Max Mosley também afirmou que ingressos de graça deveriam ser oferecidos para a corrida em Indianápolis do ano que vem.
- Minha opinião...é que a Michelin deveria oferecer uma compensação aos torcedores em uma base justa - , disse ele em resposta a perguntas por escrito.
- Então, (o promotor) Tony George e Bernie Ecclestone deveriam anunciar conjuntamente que o GP dos EUA vai acontecer em Indianápolis em 2006 e que qualquer um que tiver um ingresso deste ano será autorizado a usar o mesmo ingresso sem cobrança no ano que vem.

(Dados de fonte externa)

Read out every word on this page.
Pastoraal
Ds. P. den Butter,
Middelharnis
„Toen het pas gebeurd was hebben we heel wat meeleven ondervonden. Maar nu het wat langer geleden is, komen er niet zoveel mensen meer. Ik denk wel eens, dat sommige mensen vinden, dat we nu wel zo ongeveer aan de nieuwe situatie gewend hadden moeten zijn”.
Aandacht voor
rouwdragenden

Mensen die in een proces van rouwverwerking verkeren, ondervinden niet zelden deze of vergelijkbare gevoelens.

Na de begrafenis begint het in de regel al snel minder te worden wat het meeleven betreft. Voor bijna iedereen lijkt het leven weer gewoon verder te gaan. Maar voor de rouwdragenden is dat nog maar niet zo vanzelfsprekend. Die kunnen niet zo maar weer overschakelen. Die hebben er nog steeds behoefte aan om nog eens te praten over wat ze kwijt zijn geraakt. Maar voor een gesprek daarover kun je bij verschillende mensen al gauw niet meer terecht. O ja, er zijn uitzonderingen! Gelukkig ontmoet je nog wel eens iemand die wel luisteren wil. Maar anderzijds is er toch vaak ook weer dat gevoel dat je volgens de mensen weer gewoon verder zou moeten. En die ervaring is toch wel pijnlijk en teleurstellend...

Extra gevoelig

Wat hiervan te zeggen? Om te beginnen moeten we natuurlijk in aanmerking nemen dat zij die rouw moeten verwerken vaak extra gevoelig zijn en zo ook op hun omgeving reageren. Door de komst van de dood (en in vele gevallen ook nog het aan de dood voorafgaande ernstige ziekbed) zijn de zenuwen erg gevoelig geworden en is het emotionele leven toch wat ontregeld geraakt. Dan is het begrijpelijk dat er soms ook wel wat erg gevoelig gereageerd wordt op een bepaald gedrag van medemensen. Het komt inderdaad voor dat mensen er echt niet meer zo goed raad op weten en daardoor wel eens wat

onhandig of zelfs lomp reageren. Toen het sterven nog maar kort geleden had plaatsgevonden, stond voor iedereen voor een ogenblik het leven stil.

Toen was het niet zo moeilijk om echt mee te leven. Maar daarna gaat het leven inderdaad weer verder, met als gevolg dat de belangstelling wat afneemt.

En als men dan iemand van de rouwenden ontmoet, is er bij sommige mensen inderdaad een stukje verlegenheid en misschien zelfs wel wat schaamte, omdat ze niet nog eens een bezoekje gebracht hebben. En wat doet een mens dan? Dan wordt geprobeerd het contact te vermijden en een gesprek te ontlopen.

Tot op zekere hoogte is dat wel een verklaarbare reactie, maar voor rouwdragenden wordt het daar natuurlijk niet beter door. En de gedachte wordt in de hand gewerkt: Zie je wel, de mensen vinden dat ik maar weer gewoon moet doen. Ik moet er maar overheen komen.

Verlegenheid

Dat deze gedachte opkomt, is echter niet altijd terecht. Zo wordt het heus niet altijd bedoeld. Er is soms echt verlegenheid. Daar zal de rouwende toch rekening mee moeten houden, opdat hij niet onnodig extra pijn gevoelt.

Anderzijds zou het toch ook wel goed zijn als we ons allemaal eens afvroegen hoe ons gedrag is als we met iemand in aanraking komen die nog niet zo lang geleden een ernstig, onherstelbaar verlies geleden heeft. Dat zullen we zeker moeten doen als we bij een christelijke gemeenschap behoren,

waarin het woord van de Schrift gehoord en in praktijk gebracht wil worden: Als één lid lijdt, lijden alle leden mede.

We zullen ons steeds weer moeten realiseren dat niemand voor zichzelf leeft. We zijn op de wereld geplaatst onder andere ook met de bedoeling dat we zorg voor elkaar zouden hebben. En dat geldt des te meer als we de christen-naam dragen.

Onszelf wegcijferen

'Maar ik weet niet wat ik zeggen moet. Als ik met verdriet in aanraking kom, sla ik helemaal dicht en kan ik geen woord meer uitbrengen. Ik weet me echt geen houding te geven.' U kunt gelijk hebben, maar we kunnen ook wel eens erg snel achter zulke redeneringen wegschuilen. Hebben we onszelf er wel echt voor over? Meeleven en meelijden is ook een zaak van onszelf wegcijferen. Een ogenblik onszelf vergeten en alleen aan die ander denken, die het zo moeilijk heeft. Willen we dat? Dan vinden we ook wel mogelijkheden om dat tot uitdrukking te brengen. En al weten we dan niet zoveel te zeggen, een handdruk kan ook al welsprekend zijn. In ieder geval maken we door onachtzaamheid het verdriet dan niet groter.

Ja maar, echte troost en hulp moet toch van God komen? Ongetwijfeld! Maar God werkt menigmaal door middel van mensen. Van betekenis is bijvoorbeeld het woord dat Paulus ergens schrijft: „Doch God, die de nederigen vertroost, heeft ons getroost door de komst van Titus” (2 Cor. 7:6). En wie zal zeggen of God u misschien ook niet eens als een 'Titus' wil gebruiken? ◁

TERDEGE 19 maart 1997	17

Cerca de 120 mil torcedores foram a Indianápolis no domingo, mas as sete equipes que usam pneus Michelin -- Renault, McLaren, Williams, Toyota, BAR, Red Bull e Sauber -- desistiram da prova devido a preocupações com a segurança dos pneus.
A Ferrari, a Jordan e a Minardi -- que usam pneus fornecidos pela Bridgestone -- correram, e Michael Schumacher venceu a prova sob garrafas e latas atiradas pelos torcedores irritados.
As sete equipes foram convocadas para um tribunal do Conselho de Automobilismo da FIA na próxima semana, e podem sofrer sanções.
- Vamos escutar com cuidado o que as equipes têm a dizer - disse Mosley.
- Há dois lados para toda história e as sete equipes devem ter uma oportunidade de contar a sua - completou o dirigente, deixando claro que considera as equipes responsáveis pelo que aconteceu.
Na quarta-feira, o chefe da Minardi, Paul Stoddart, pediu a renúncia de Mosley.
- Não há dúvidas na minha cabeça que a farsa que aconteceu...em Indianápolis foi responsabilidade do presidente da FIA, Max Mosley, e acrescida pela falta de apoio de Jean Todt (chefe da Ferrari) - disse Stoddart em comunicado.
- Mosley se recusou a aceitar qualquer das soluções oferecidas e essa recusa foi, acredito, politicamente motivada. Portanto, acho que ele falhou em sua obrigação, e é por isso que peço a renúncia dele.